June 30, 2025

Market Commentary

Weekly Market Commentary 
By: Greg Lai and Alex Hsaio, Co-Chief Investment Officers

Week of June 30-July 4, 2025


As June wrapped up, U.S. stocks continued to show resilience, choosing to focus on what’s going right. Despite global tensions, the week ending June 27, 2025, delivered some important market moves worth watching.


📈 Market Highlights & Key Catalysts

S&P 500 Keeps Climbing:
The S&P 500 hit new record highs last week, adding 3.45% despite worries about the Israel/Iran conflict. Both the S&P 500 and Nasdaq are solidly positive for the year, up +5.65% and +4.3% respectively. Investors seem focused on strong U.S. fundamentals over global uncertainty.


🛢️ Oil Prices Stay Steady

Crude Holds Its Ground:
Despite ongoing geopolitical tensions, oil prices stayed stable around $65 per barrel. The big reason? The U.S. is now the top global producer, supplying over 22% of the world’s oil. That leadership is helping keep prices calm, even with issues in the Middle East and Ukraine/Russia.

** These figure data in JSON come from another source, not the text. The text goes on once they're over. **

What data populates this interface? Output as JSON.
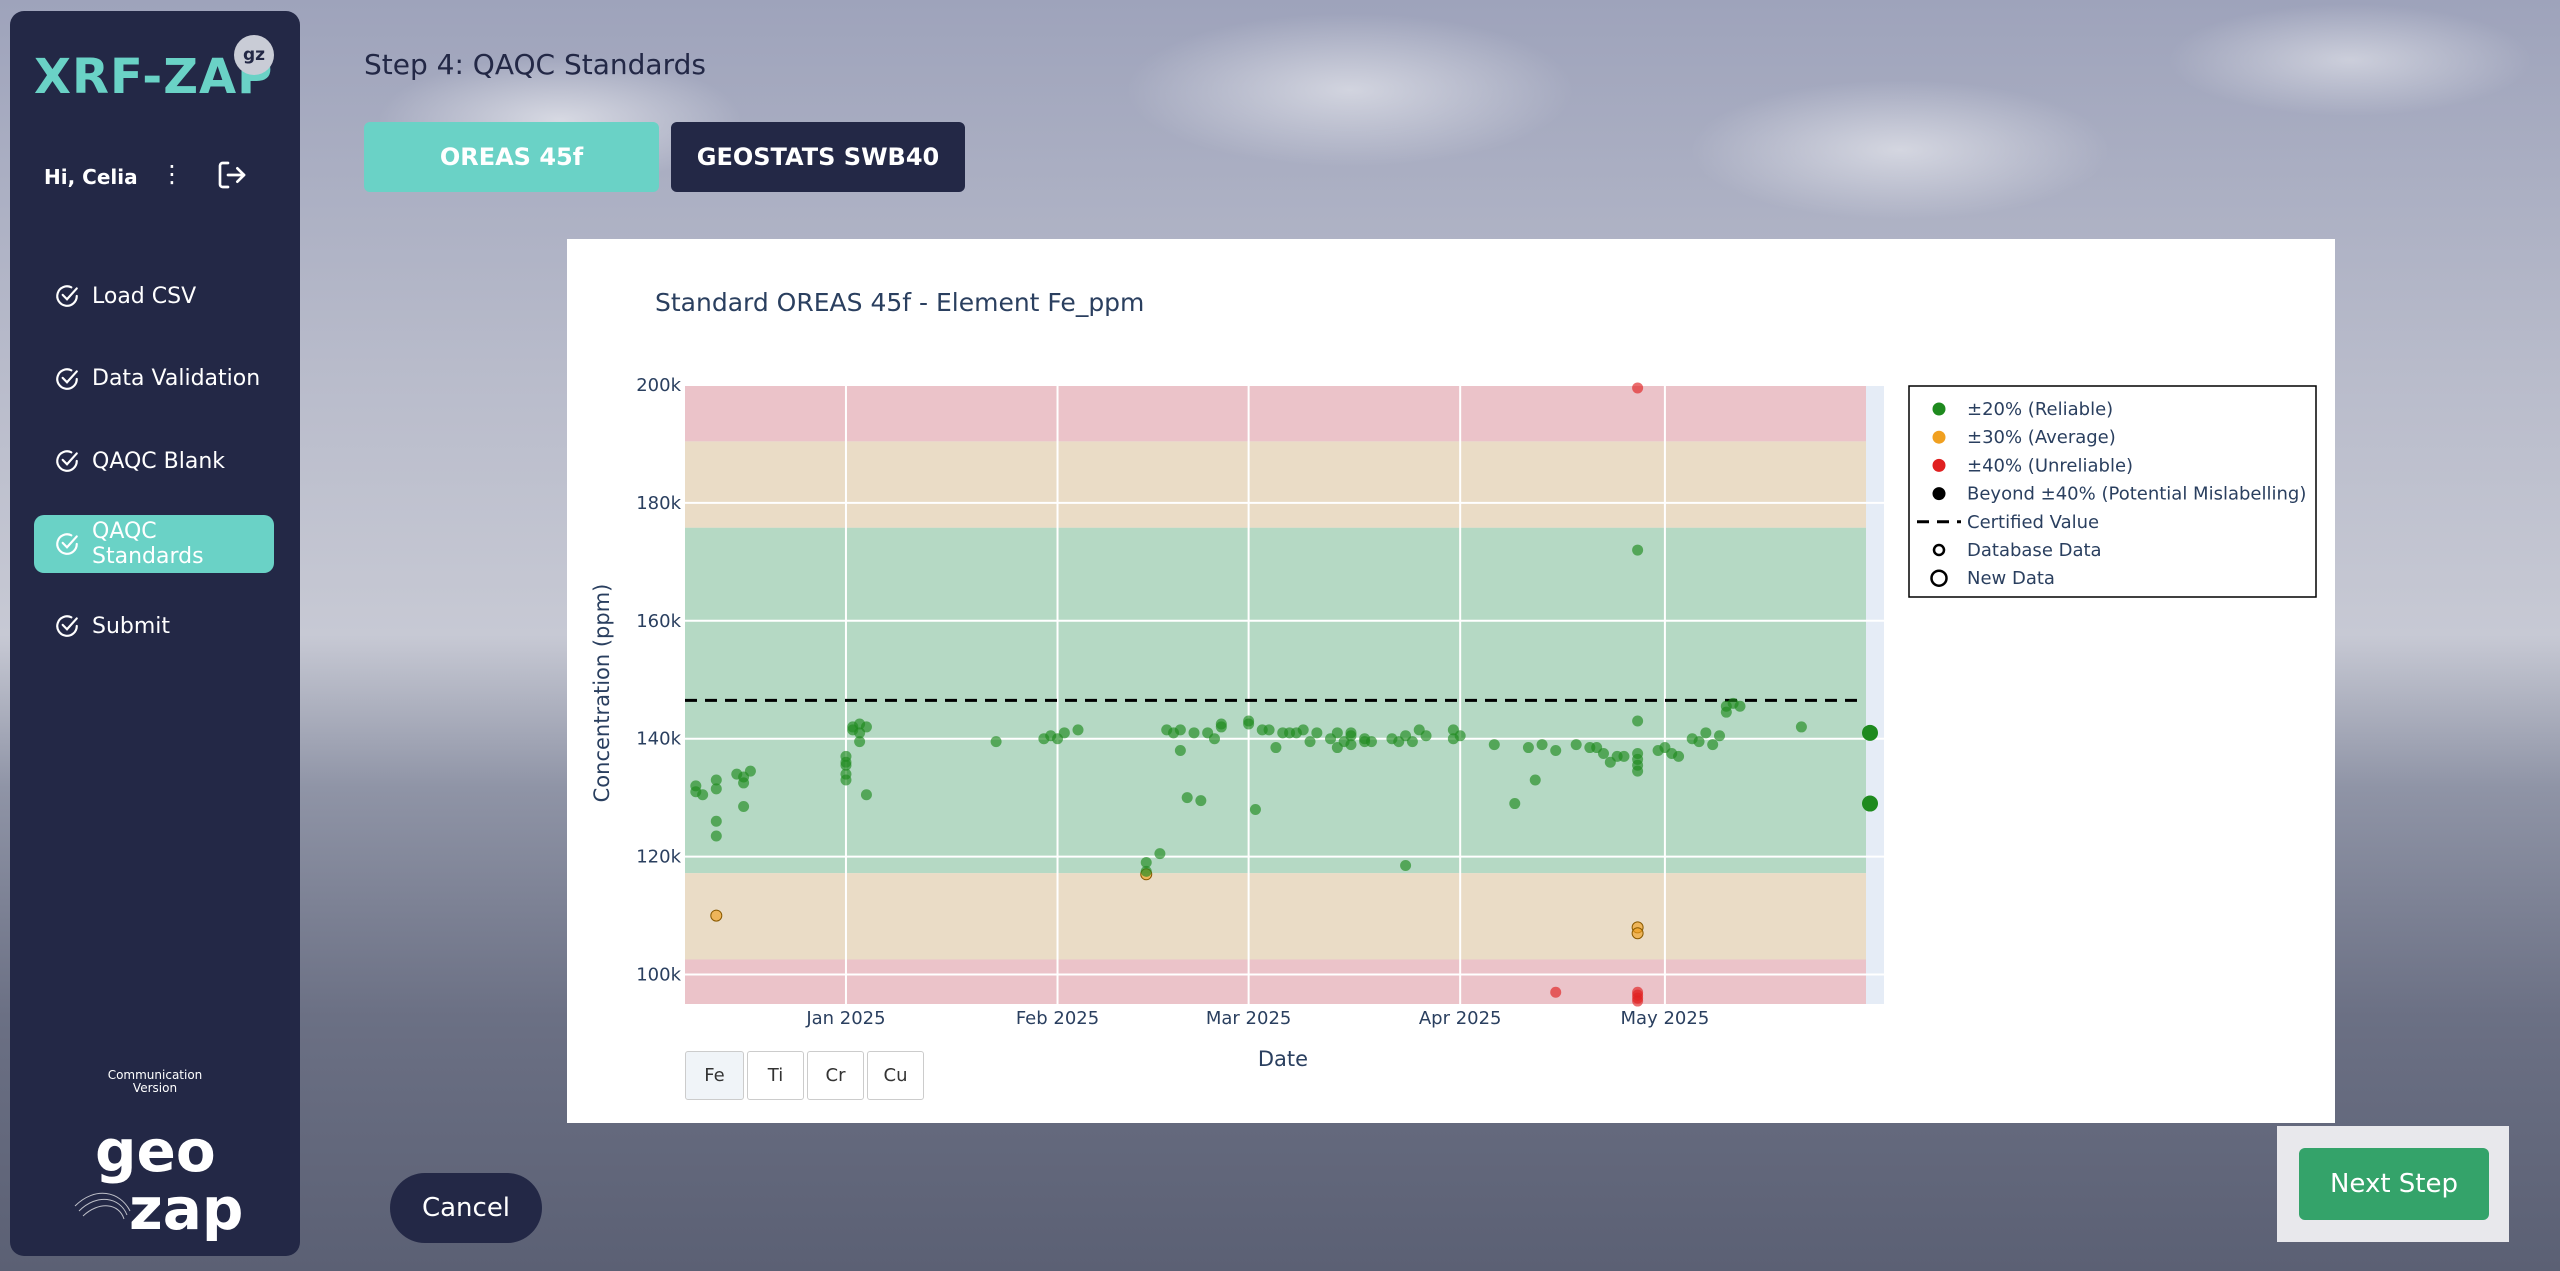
{
  "app": {
    "logo_text": "XRF-ZAP",
    "logo_badge": "gz",
    "greeting": "Hi, Celia",
    "version_line1": "Communication",
    "version_line2": "Version",
    "brand_logo": "geo zap"
  },
  "nav": {
    "items": [
      {
        "label": "Load CSV",
        "active": false
      },
      {
        "label": "Data Validation",
        "active": false
      },
      {
        "label": "QAQC Blank",
        "active": false
      },
      {
        "label": "QAQC Standards",
        "active": true
      },
      {
        "label": "Submit",
        "active": false
      }
    ]
  },
  "page": {
    "step_title": "Step 4: QAQC Standards",
    "tabs": [
      "OREAS 45f",
      "GEOSTATS SWB40"
    ],
    "cancel_label": "Cancel",
    "next_label": "Next Step"
  },
  "element_buttons": [
    "Fe",
    "Ti",
    "Cr",
    "Cu"
  ],
  "colors": {
    "navy": "#232846",
    "teal": "#6ad2c6",
    "green_button": "#34a36a",
    "reliable": "#1e8a1e",
    "average": "#f0a020",
    "unreliable": "#e02020",
    "mislabel": "#000000",
    "band_green": "#b5d9c4",
    "band_orange": "#eadcc6",
    "band_red": "#ebc3c9"
  },
  "chart_data": {
    "type": "scatter",
    "title": "Standard OREAS 45f - Element Fe_ppm",
    "xlabel": "Date",
    "ylabel": "Concentration (ppm)",
    "x_tick_labels": [
      "Jan 2025",
      "Feb 2025",
      "Mar 2025",
      "Apr 2025",
      "May 2025"
    ],
    "x_range_days": [
      -23,
      148
    ],
    "x_tick_days": [
      0,
      31,
      59,
      90,
      120
    ],
    "ylim": [
      95000,
      200000
    ],
    "y_ticks": [
      100000,
      120000,
      140000,
      160000,
      180000,
      200000
    ],
    "y_tick_labels": [
      "100k",
      "120k",
      "140k",
      "160k",
      "180k",
      "200k"
    ],
    "certified_value": 146500,
    "bands": [
      {
        "name": "±20%",
        "from": 117200,
        "to": 175800,
        "color": "green"
      },
      {
        "name": "±30% low",
        "from": 102550,
        "to": 117200,
        "color": "orange"
      },
      {
        "name": "±30% high",
        "from": 175800,
        "to": 190450,
        "color": "orange"
      },
      {
        "name": "±40% low",
        "from": 87900,
        "to": 102550,
        "color": "red"
      },
      {
        "name": "±40% high",
        "from": 190450,
        "to": 205100,
        "color": "red"
      }
    ],
    "legend": [
      {
        "label": "±20% (Reliable)",
        "symbol": "dot",
        "color": "#1e8a1e"
      },
      {
        "label": "±30% (Average)",
        "symbol": "dot",
        "color": "#f0a020"
      },
      {
        "label": "±40% (Unreliable)",
        "symbol": "dot",
        "color": "#e02020"
      },
      {
        "label": "Beyond ±40% (Potential Mislabelling)",
        "symbol": "dot",
        "color": "#000000"
      },
      {
        "label": "Certified Value",
        "symbol": "dash",
        "color": "#000000"
      },
      {
        "label": "Database Data",
        "symbol": "ring-small",
        "color": "#000000"
      },
      {
        "label": "New Data",
        "symbol": "ring-large",
        "color": "#000000"
      }
    ],
    "series": [
      {
        "name": "Database Data",
        "points": [
          [
            -22,
            131000,
            "g"
          ],
          [
            -22,
            132000,
            "g"
          ],
          [
            -21,
            130500,
            "g"
          ],
          [
            -19,
            133000,
            "g"
          ],
          [
            -19,
            131500,
            "g"
          ],
          [
            -19,
            126000,
            "g"
          ],
          [
            -19,
            123500,
            "g"
          ],
          [
            -19,
            110000,
            "o"
          ],
          [
            -16,
            134000,
            "g"
          ],
          [
            -15,
            133500,
            "g"
          ],
          [
            -15,
            132500,
            "g"
          ],
          [
            -15,
            128500,
            "g"
          ],
          [
            -14,
            134500,
            "g"
          ],
          [
            0,
            135500,
            "g"
          ],
          [
            0,
            136000,
            "g"
          ],
          [
            0,
            137000,
            "g"
          ],
          [
            0,
            134000,
            "g"
          ],
          [
            0,
            133000,
            "g"
          ],
          [
            1,
            141500,
            "g"
          ],
          [
            1,
            142000,
            "g"
          ],
          [
            2,
            141000,
            "g"
          ],
          [
            2,
            142500,
            "g"
          ],
          [
            2,
            139500,
            "g"
          ],
          [
            3,
            130500,
            "g"
          ],
          [
            3,
            142000,
            "g"
          ],
          [
            22,
            139500,
            "g"
          ],
          [
            29,
            140000,
            "g"
          ],
          [
            30,
            140500,
            "g"
          ],
          [
            31,
            140000,
            "g"
          ],
          [
            32,
            141000,
            "g"
          ],
          [
            34,
            141500,
            "g"
          ],
          [
            44,
            117000,
            "o"
          ],
          [
            44,
            117500,
            "g"
          ],
          [
            44,
            119000,
            "g"
          ],
          [
            46,
            120500,
            "g"
          ],
          [
            47,
            141500,
            "g"
          ],
          [
            48,
            141000,
            "g"
          ],
          [
            49,
            138000,
            "g"
          ],
          [
            49,
            141500,
            "g"
          ],
          [
            50,
            130000,
            "g"
          ],
          [
            51,
            141000,
            "g"
          ],
          [
            52,
            129500,
            "g"
          ],
          [
            53,
            141000,
            "g"
          ],
          [
            54,
            140000,
            "g"
          ],
          [
            55,
            142000,
            "g"
          ],
          [
            55,
            142500,
            "g"
          ],
          [
            59,
            143000,
            "g"
          ],
          [
            59,
            142500,
            "g"
          ],
          [
            60,
            128000,
            "g"
          ],
          [
            61,
            141500,
            "g"
          ],
          [
            62,
            141500,
            "g"
          ],
          [
            63,
            138500,
            "g"
          ],
          [
            64,
            141000,
            "g"
          ],
          [
            65,
            141000,
            "g"
          ],
          [
            66,
            141000,
            "g"
          ],
          [
            67,
            141500,
            "g"
          ],
          [
            68,
            139500,
            "g"
          ],
          [
            69,
            141000,
            "g"
          ],
          [
            71,
            140000,
            "g"
          ],
          [
            72,
            141000,
            "g"
          ],
          [
            73,
            139500,
            "g"
          ],
          [
            74,
            140500,
            "g"
          ],
          [
            76,
            139500,
            "g"
          ],
          [
            77,
            139500,
            "g"
          ],
          [
            74,
            141000,
            "g"
          ],
          [
            76,
            140000,
            "g"
          ],
          [
            74,
            139000,
            "g"
          ],
          [
            72,
            138500,
            "g"
          ],
          [
            80,
            140000,
            "g"
          ],
          [
            81,
            139500,
            "g"
          ],
          [
            82,
            140500,
            "g"
          ],
          [
            82,
            118500,
            "g"
          ],
          [
            83,
            139500,
            "g"
          ],
          [
            84,
            141500,
            "g"
          ],
          [
            85,
            140500,
            "g"
          ],
          [
            89,
            141500,
            "g"
          ],
          [
            89,
            140000,
            "g"
          ],
          [
            90,
            140500,
            "g"
          ],
          [
            95,
            139000,
            "g"
          ],
          [
            98,
            129000,
            "g"
          ],
          [
            100,
            138500,
            "g"
          ],
          [
            101,
            133000,
            "g"
          ],
          [
            102,
            139000,
            "g"
          ],
          [
            104,
            138000,
            "g"
          ],
          [
            104,
            97000,
            "r"
          ],
          [
            107,
            139000,
            "g"
          ],
          [
            109,
            138500,
            "g"
          ],
          [
            110,
            138500,
            "g"
          ],
          [
            111,
            137500,
            "g"
          ],
          [
            112,
            136000,
            "g"
          ],
          [
            113,
            137000,
            "g"
          ],
          [
            114,
            137000,
            "g"
          ],
          [
            116,
            143000,
            "g"
          ],
          [
            116,
            137500,
            "g"
          ],
          [
            116,
            136500,
            "g"
          ],
          [
            116,
            135500,
            "g"
          ],
          [
            116,
            134500,
            "g"
          ],
          [
            116,
            172000,
            "g"
          ],
          [
            116,
            199500,
            "r"
          ],
          [
            116,
            108000,
            "o"
          ],
          [
            116,
            107000,
            "o"
          ],
          [
            116,
            97000,
            "r"
          ],
          [
            116,
            96500,
            "r"
          ],
          [
            116,
            96000,
            "r"
          ],
          [
            116,
            95500,
            "r"
          ],
          [
            119,
            138000,
            "g"
          ],
          [
            120,
            138500,
            "g"
          ],
          [
            121,
            137500,
            "g"
          ],
          [
            122,
            137000,
            "g"
          ],
          [
            124,
            140000,
            "g"
          ],
          [
            125,
            139500,
            "g"
          ],
          [
            126,
            141000,
            "g"
          ],
          [
            127,
            139000,
            "g"
          ],
          [
            128,
            140500,
            "g"
          ],
          [
            129,
            145500,
            "g"
          ],
          [
            129,
            144500,
            "g"
          ],
          [
            130,
            146000,
            "g"
          ],
          [
            131,
            145500,
            "g"
          ],
          [
            140,
            142000,
            "g"
          ]
        ]
      },
      {
        "name": "New Data",
        "points": [
          [
            148,
            141000,
            "g"
          ],
          [
            148,
            129000,
            "g"
          ]
        ]
      }
    ]
  }
}
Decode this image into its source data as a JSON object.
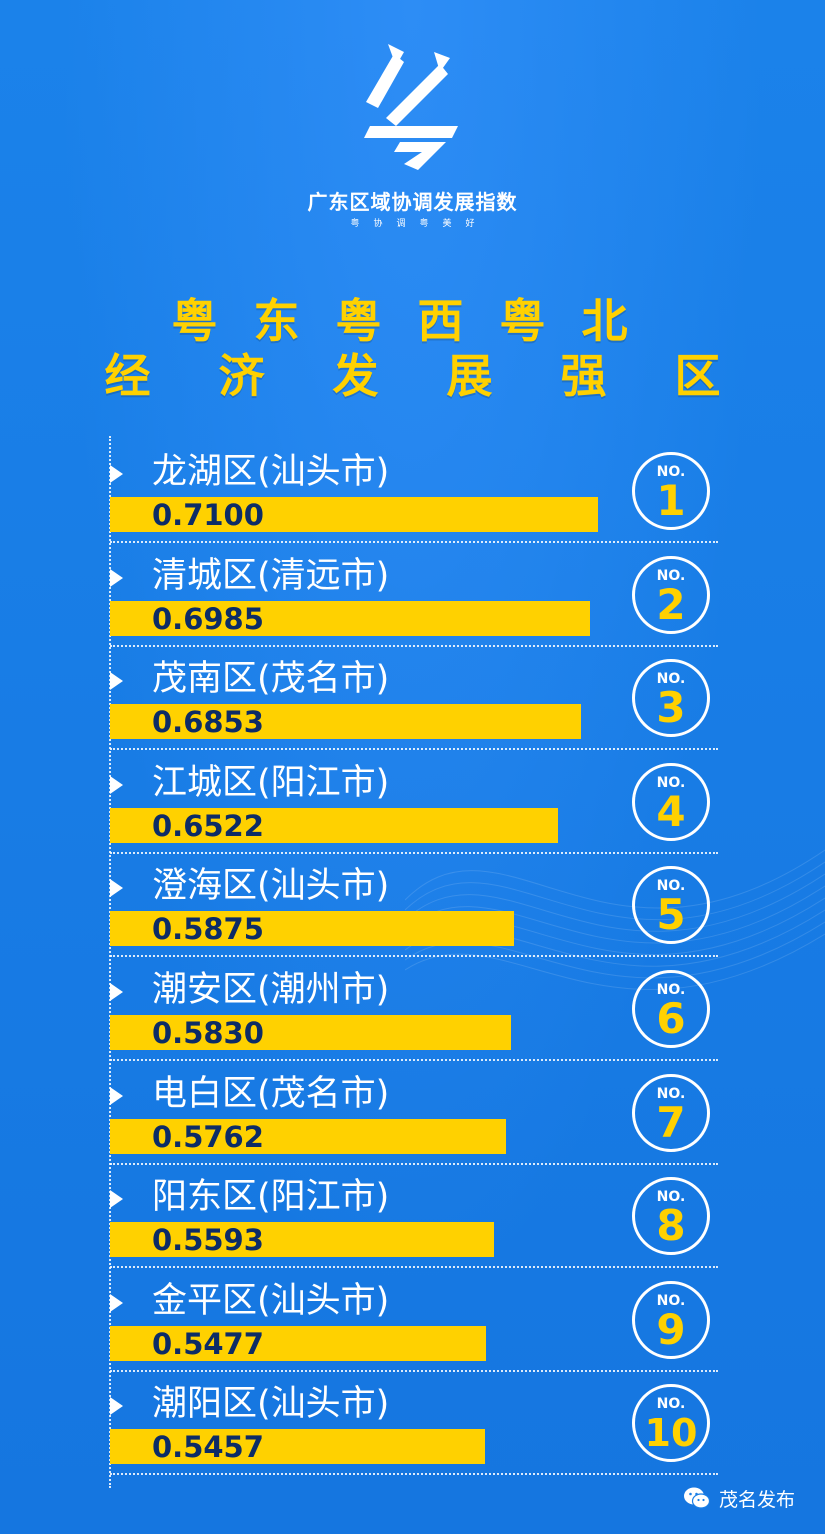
{
  "brand": {
    "title": "广东区域协调发展指数",
    "subtitle": "粤协调粤美好"
  },
  "heading": {
    "line1": "粤东粤西粤北",
    "line2": "经济发展强区"
  },
  "watermark": {
    "text": "茂名发布",
    "icon": "wechat-icon"
  },
  "colors": {
    "background": "#1a7fe6",
    "accent": "#ffd100",
    "value_text": "#0d2c66"
  },
  "chart_data": {
    "type": "bar",
    "orientation": "horizontal",
    "title": "",
    "rank_label": "NO.",
    "categories": [
      "龙湖区(汕头市)",
      "清城区(清远市)",
      "茂南区(茂名市)",
      "江城区(阳江市)",
      "澄海区(汕头市)",
      "潮安区(潮州市)",
      "电白区(茂名市)",
      "阳东区(阳江市)",
      "金平区(汕头市)",
      "潮阳区(汕头市)"
    ],
    "values": [
      "0.7100",
      "0.6985",
      "0.6853",
      "0.6522",
      "0.5875",
      "0.5830",
      "0.5762",
      "0.5593",
      "0.5477",
      "0.5457"
    ],
    "ranks": [
      "1",
      "2",
      "3",
      "4",
      "5",
      "6",
      "7",
      "8",
      "9",
      "10"
    ],
    "grid": false,
    "legend": "none"
  }
}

💻 Tech Leaders Shine (but Not All)

Mixed Results for Big Tech:
Technology and Communication Services stocks have been strong performers overall. But not every giant is winning. Apple is down nearly 20% this year, lagging peers like Nvidia (+17.5%), Microsoft (+18%), and Meta (+25.5%). Challenges like slow China sales and an unclear AI strategy are weighing on Apple’s results. Meanwhile, small-cap stocks have underperformed large-caps by about 7.5% year-to-date, reinforcing that bigger players are leading in this environment.


💰 Fed Rate Cuts Back in Play

Easier Policy Hopes Grow:
Markets are increasingly expecting the Federal Reserve to cut rates. Dovish comments from Fed officials and the latest FOMC meeting notes have investors betting on looser policy ahead.


📉 Treasury Yields Ease

Bond Market Reacts:
Treasury yields fell last week as markets priced in the chance of Fed rate cuts. The 10-year yield dropped about 11 basis points to 4.26%, while the 30-year fell around 8 basis points to 4.81%. This “steepening” of the curve suggests expectations for easier monetary policy going forward.


🧭 Economic Data: Calm Surface, Underlying Worries

Key Economic Highlights:
While things look relatively stable on the surface, last week’s data offered some cautionary notes:

  • GDP (Q2, 3rd estimate): Revised lower to -0.5%

  • Core PCE Prices: +0.2% MoM (a bit hot)

  • Personal Income: -0.4% (below forecast)

  • Personal Spending: -0.1% (also softer)

  • Consumer Confidence: Fell to 93.0 from 99.5

  • Durable Orders: Jumped 16.4%, hitting a record $343.59B, boosted by transportation orders and tariff-related buying.

Last week showed the market’s talent for finding silver linings. While big names and certain sectors continue to deliver, others—especially those lacking a clear strategy (looking at you, Apple)—highlight the need for solid fundamentals and forward-looking planning. As July 4th week approaches, investors will be watching closely for the Fed’s next moves on July 29.